American Indian History

Information and Facts




Indian Wars Of The Old West:
Montana,
Part 1

Rosebud Battlefield State Park, Montana

Crazy Horse

On the morning of June 17, 1876, Brig. Gen. George Crook, his 1,050 soldiers and 260 Crow and Shoshone scouts were attacked by a nearly equal combined Sioux and Cheyenne force along Rosebud Creek, Montana Territory.

 

Crook’s column represented one of three military prongs placed in the field in the summer to seek out and force the Sioux to accept reservation confinement. Under the leadership of Crazy Horse, the warriors fought.
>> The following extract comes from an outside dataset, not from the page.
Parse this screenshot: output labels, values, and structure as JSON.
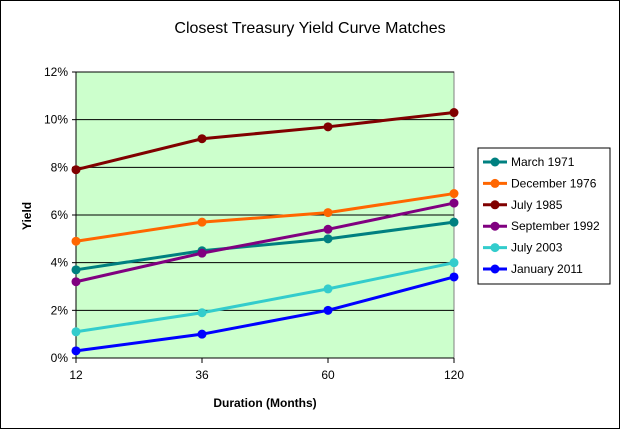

Crook’s men to a standstill. Crook suffered 10 killed and 21 wounded in the six-hour fight. The warriors suffered similar casualties. Crook returned to his supply base near present-day Sheridan, Wyoming. Eight days later, these same warriors defeated Lt. Col. George A. Custer’s column at the Battle of the Little Bighorn. The site is operated by Montana State Parks

Little Bighorn Battlefield National Monument, Montana

Custers Last Stand

Here on June 25, 1876, a large force made up mostly of Sioux and Southern Cheyenne warriors under Sitting Bull, Gall, and Crazy Horse overwhelmed Lt. Col. George A. Custer’s 7th Cavalry in one of the most complete defeats in American military history.

 

Custer and approximately 210 men were slain in the famous "Custer’s Last Stand." Four miles away, up the Little Bighorn, along the bluffs overlooking the river, Maj. Marcus A. Reno and the rest of the regiment remained for two days until help arrived. Reno lost about 70 soldiers and Crow guides.

The Indian victory was of short duration. By the spring of 1877, most of the Sioux and Cheyenne, including Crazy Horse, facing starvation and constant military pressure, finally surrendered and accepted reservation confinement. The National Park Service operates the site.